One limitation of our study was that the prevalence may have been underestimated because GDH-negative samples, some of which may have been falsely negative, were not cultured. Furthermore, given ongoing debates about diagnosis of CDI [3], it is difficult to determine how many tcdB-positive patients were colonized and how many had a true infection.

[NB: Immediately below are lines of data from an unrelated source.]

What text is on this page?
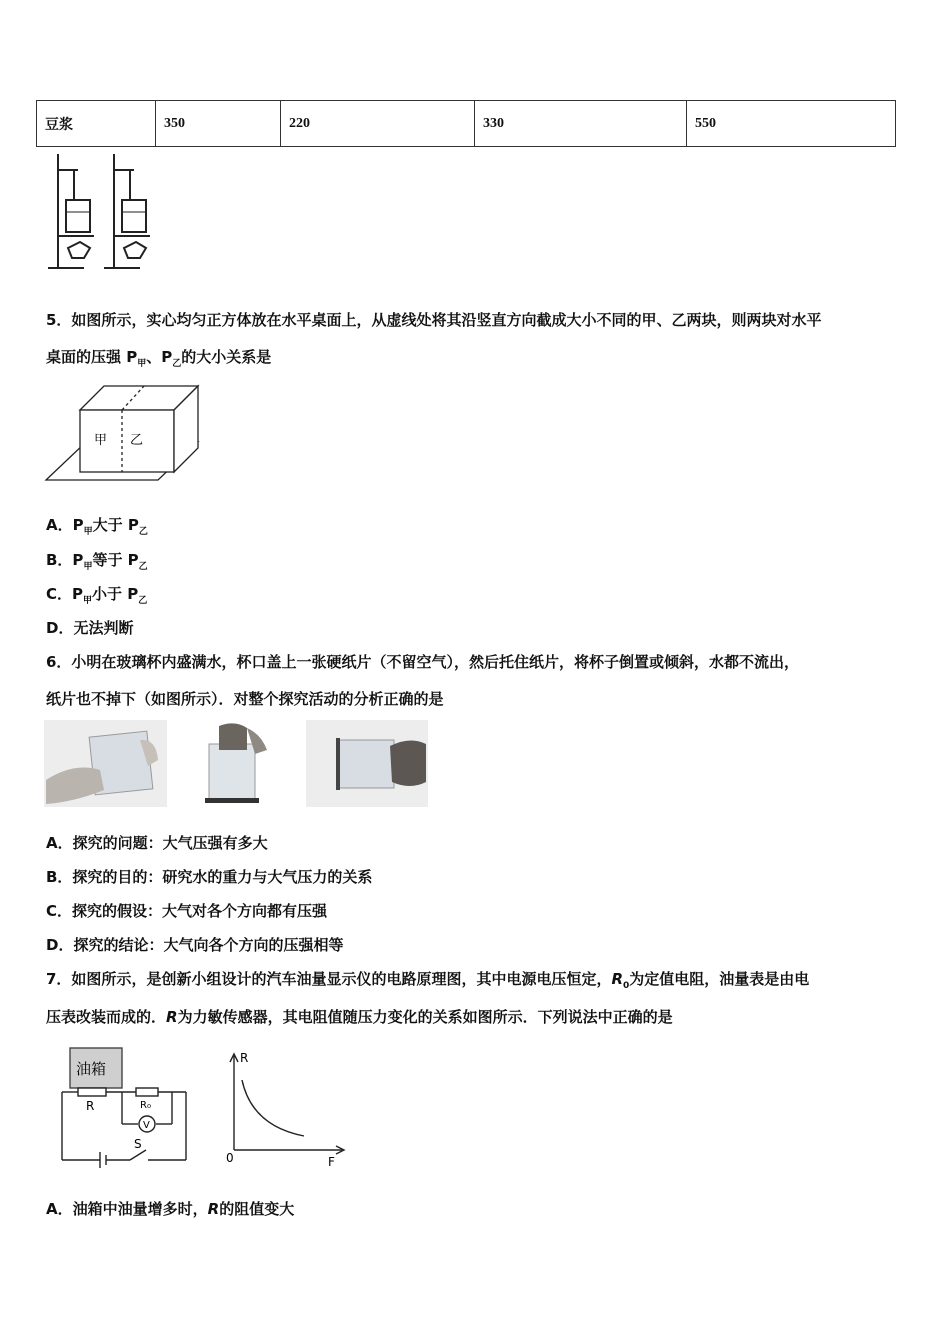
豆浆	350	220	330	550
5．如图所示，实心均匀正方体放在水平桌面上，从虚线处将其沿竖直方向截成大小不同的甲、乙两块，则两块对水平
桌面的压强 $P_甲$、$P_乙$的大小关系是
甲 乙
A．$P_甲$大于 $P_乙$
B．$P_甲$等于 $P_乙$
C．$P_甲$小于 $P_乙$
D．无法判断
6．小明在玻璃杯内盛满水，杯口盖上一张硬纸片（不留空气），然后托住纸片，将杯子倒置或倾斜，水都不流出，
纸片也不掉下（如图所示）．对整个探究活动的分析正确的是
A．探究的问题：大气压强有多大
B．探究的目的：研究水的重力与大气压力的关系
C．探究的假设：大气对各个方向都有压强
D．探究的结论：大气向各个方向的压强相等
7．如图所示，是创新小组设计的汽车油量显示仪的电路原理图，其中电源电压恒定，$R_0$为定值电阻，油量表是由电
压表改装而成的．R为力敏传感器，其电阻值随压力变化的关系如图所示．下列说法中正确的是
油箱
R	R₀
V
S
R
F
0
A．油箱中油量增多时，R的阻值变大
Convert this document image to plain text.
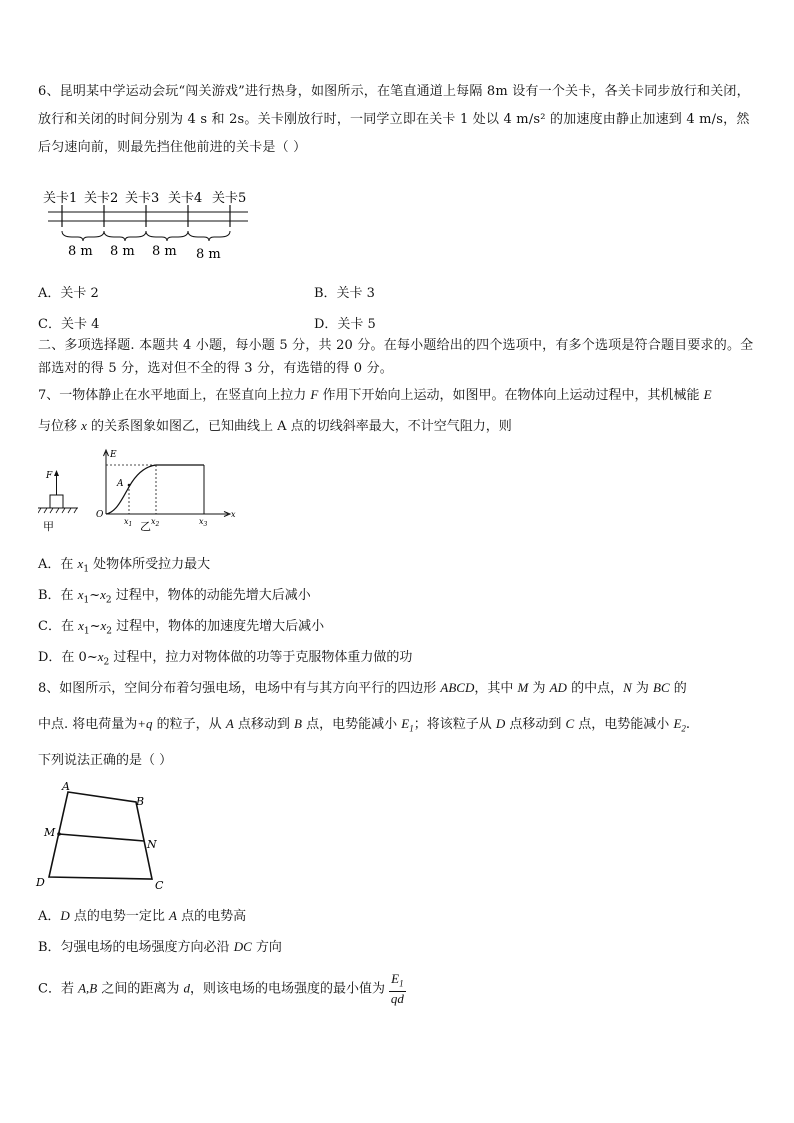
6、昆明某中学运动会玩“闯关游戏”进行热身，如图所示，在笔直通道上每隔 8m 设有一个关卡，各关卡同步放行和关闭，放行和关闭的时间分别为 4 s 和 2s。关卡刚放行时，一同学立即在关卡 1 处以 4 m/s² 的加速度由静止加速到 4 m/s，然后匀速向前，则最先挡住他前进的关卡是（ ）
关卡1 关卡2 关卡3 关卡4 关卡5
8 m 8 m 8 m 8 m
A．关卡 2	B．关卡 3
C．关卡 4	D．关卡 5
二、多项选择题. 本题共 4 小题，每小题 5 分，共 20 分。在每小题给出的四个选项中，有多个选项是符合题目要求的。全部选对的得 5 分，选对但不全的得 3 分，有选错的得 0 分。
7、一物体静止在水平地面上，在竖直向上拉力 F 作用下开始向上运动，如图甲。在物体向上运动过程中，其机械能 E
与位移 x 的关系图象如图乙，已知曲线上 A 点的切线斜率最大，不计空气阻力，则
F
甲
E
x
O
A
$x_1$ $x_2$	$x_3$
乙
A．在 $x_1$ 处物体所受拉力最大
B．在 $x_1\sim x_2$ 过程中，物体的动能先增大后减小
C．在 $x_1\sim x_2$ 过程中，物体的加速度先增大后减小
D．在 $0\sim x_2$ 过程中，拉力对物体做的功等于克服物体重力做的功
8、如图所示，空间分布着匀强电场，电场中有与其方向平行的四边形 ABCD，其中 M 为 AD 的中点，N 为 BC 的
中点. 将电荷量为+q 的粒子，从 A 点移动到 B 点，电势能减小 $E_1$；将该粒子从 D 点移动到 C 点，电势能减小 $E_2$.
下列说法正确的是（ ）
A
B
C
D
M
N
A．D 点的电势一定比 A 点的电势高
B．匀强电场的电场强度方向必沿 DC 方向
C．若 A,B 之间的距离为 d，则该电场的电场强度的最小值为 $\frac{E_1}{qd}$
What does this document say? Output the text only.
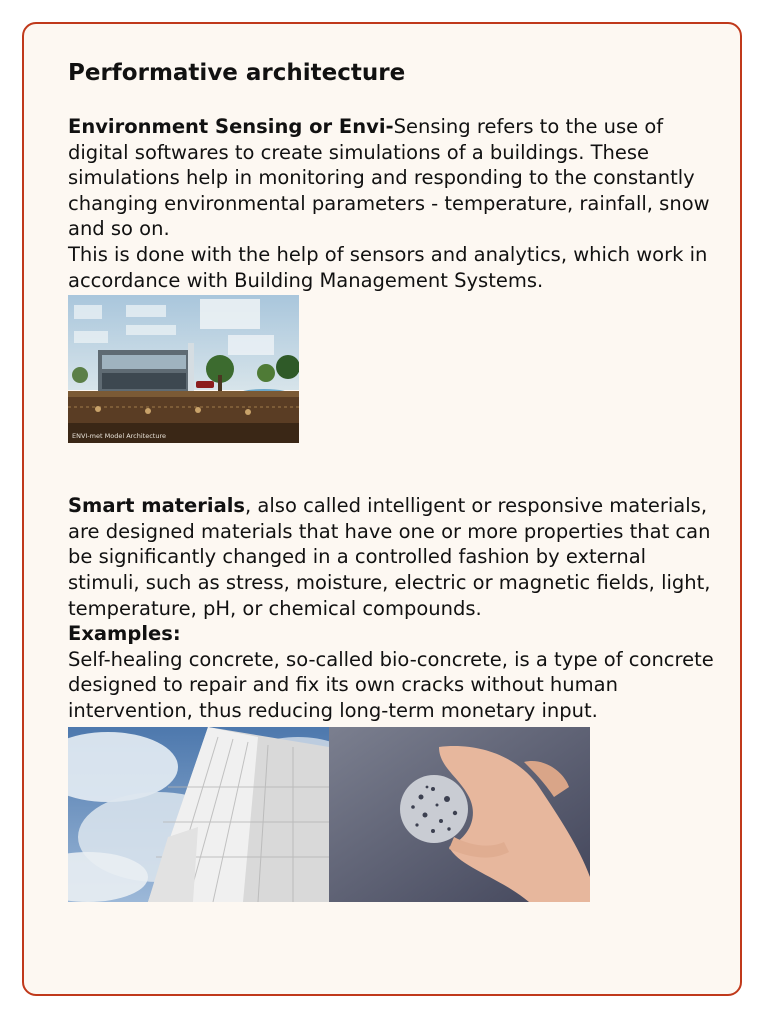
Performative architecture

Environment Sensing or Envi-Sensing refers to the use of digital softwares to create simulations of a buildings. These simulations help in monitoring and responding to the constantly changing environmental parameters - temperature, rainfall, snow and so on.

This is done with the help of sensors and analytics, which work in accordance with Building Management Systems.

ENVI-met Model Architecture

Smart materials, also called intelligent or responsive materials, are designed materials that have one or more properties that can be significantly changed in a controlled fashion by external stimuli, such as stress, moisture, electric or magnetic fields, light, temperature, pH, or chemical compounds.

Examples:

Self-healing concrete, so-called bio-concrete, is a type of concrete designed to repair and fix its own cracks without human intervention, thus reducing long-term monetary input.
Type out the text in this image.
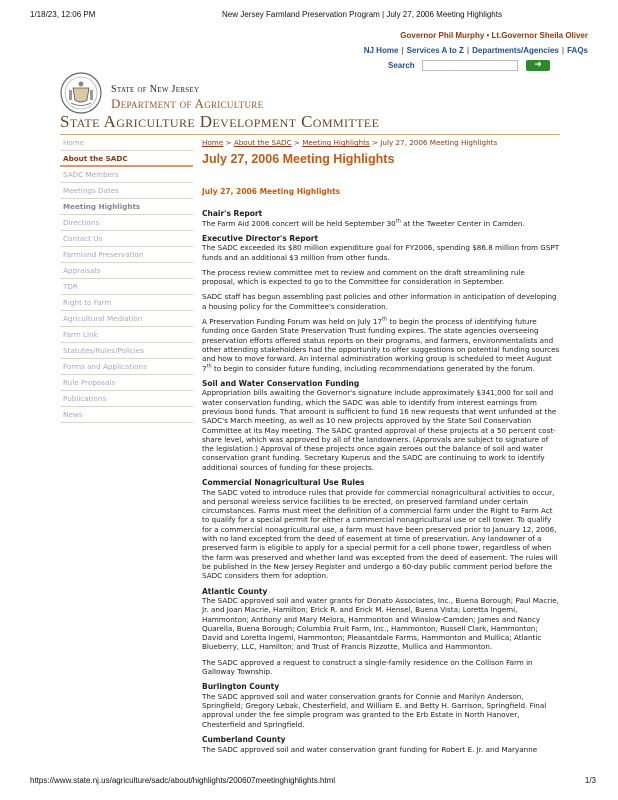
1/18/23, 12:06 PM	New Jersey Farmland Preservation Program | July 27, 2006 Meeting Highlights
Governor Phil Murphy • Lt.Governor Sheila Oliver
NJ Home | Services A to Z | Departments/Agencies | FAQs
Search	➜
State of New Jersey
Department of Agriculture
State Agriculture Development Committee
Home
About the SADC
SADC Members
Meetings Dates
Meeting Highlights
Directions
Contact Us
Farmland Preservation
Appraisals
TDR
Right to Farm
Agricultural Mediation
Farm Link
Statutes/Rules/Policies
Forms and Applications
Rule Proposals
Publications
News
Home > About the SADC > Meeting Highlights > July 27, 2006 Meeting Highlights
July 27, 2006 Meeting Highlights
July 27, 2006 Meeting Highlights
Chair's Report

The Farm Aid 2006 concert will be held September 30th at the Tweeter Center in Camden.

Executive Director's Report

The SADC exceeded its $80 million expenditure goal for FY2006, spending $86.8 million from GSPT funds and an additional $3 million from other funds.

The process review committee met to review and comment on the draft streamlining rule proposal, which is expected to go to the Committee for consideration in September.

SADC staff has begun assembling past policies and other information in anticipation of developing a housing policy for the Committee's consideration.

A Preservation Funding Forum was held on July 17th to begin the process of identifying future funding once Garden State Preservation Trust funding expires. The state agencies overseeing preservation efforts offered status reports on their programs, and farmers, environmentalists and other attending stakeholders had the opportunity to offer suggestions on potential funding sources and how to move forward. An internal administration working group is scheduled to meet August 7th to begin to consider future funding, including recommendations generated by the forum.

Soil and Water Conservation Funding

Appropriation bills awaiting the Governor's signature include approximately $341,000 for soil and water conservation funding, which the SADC was able to identify from interest earnings from previous bond funds. That amount is sufficient to fund 16 new requests that went unfunded at the SADC's March meeting, as well as 10 new projects approved by the State Soil Conservation Committee at its May meeting. The SADC granted approval of these projects at a 50 percent cost-share level, which was approved by all of the landowners. (Approvals are subject to signature of the legislation.) Approval of these projects once again zeroes out the balance of soil and water conservation grant funding. Secretary Kuperus and the SADC are continuing to work to identify additional sources of funding for these projects.

Commercial Nonagricultural Use Rules

The SADC voted to introduce rules that provide for commercial nonagricultural activities to occur, and personal wireless service facilities to be erected, on preserved farmland under certain circumstances. Farms must meet the definition of a commercial farm under the Right to Farm Act to qualify for a special permit for either a commercial nonagricultural use or cell tower. To qualify for a commercial nonagricultural use, a farm must have been preserved prior to January 12, 2006, with no land excepted from the deed of easement at time of preservation. Any landowner of a preserved farm is eligible to apply for a special permit for a cell phone tower, regardless of when the farm was preserved and whether land was excepted from the deed of easement. The rules will be published in the New Jersey Register and undergo a 60-day public comment period before the SADC considers them for adoption.

Atlantic County

The SADC approved soil and water grants for Donato Associates, Inc., Buena Borough; Paul Macrie, Jr. and Joan Macrie, Hamilton; Erick R. and Erick M. Hensel, Buena Vista; Loretta Ingemi, Hammonton; Anthony and Mary Melora, Hammonton and Winslow-Camden; James and Nancy Quarella, Buena Borough; Columbia Fruit Farm, Inc., Hammonton; Russell Clark, Hammonton; David and Loretta Ingemi, Hammonton; Pleasantdale Farms, Hammonton and Mullica; Atlantic Blueberry, LLC, Hamilton; and Trust of Francis Rizzotte, Mullica and Hammonton.

The SADC approved a request to construct a single-family residence on the Collison Farm in Galloway Township.

Burlington County

The SADC approved soil and water conservation grants for Connie and Marilyn Anderson, Springfield; Gregory Lebak, Chesterfield, and William E. and Betty H. Garrison, Springfield. Final approval under the fee simple program was granted to the Erb Estate in North Hanover, Chesterfield and Springfield.

Cumberland County

The SADC approved soil and water conservation grant funding for Robert E. Jr. and Maryanne

https://www.state.nj.us/agriculture/sadc/about/highlights/200607meetinghighlights.html	1/3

The predominant molecular type in our study, RT 017 (Table 2), is commonly found throughout Asia, including China [5], and particularly in neighbouring Thailand [11] and Singapore [15]. The low prevalence of CDT+ isolates is in line with previous Asian studies [5]. The high prevalence of nontoxigenic strains of C. difficile was interesting, and further studies should explore the role of such strains in Southeast Asia. Colonization with a nontoxigenic strain of C. difficile protects against colonization with other potentially virulent strains of C. difficile [16], and this may be occurring in Asia leading to lower rates of disease. The identification of molecular types which are frequently found in neighbouring countries supports the need for surveillance of international spread of C. difficile strains.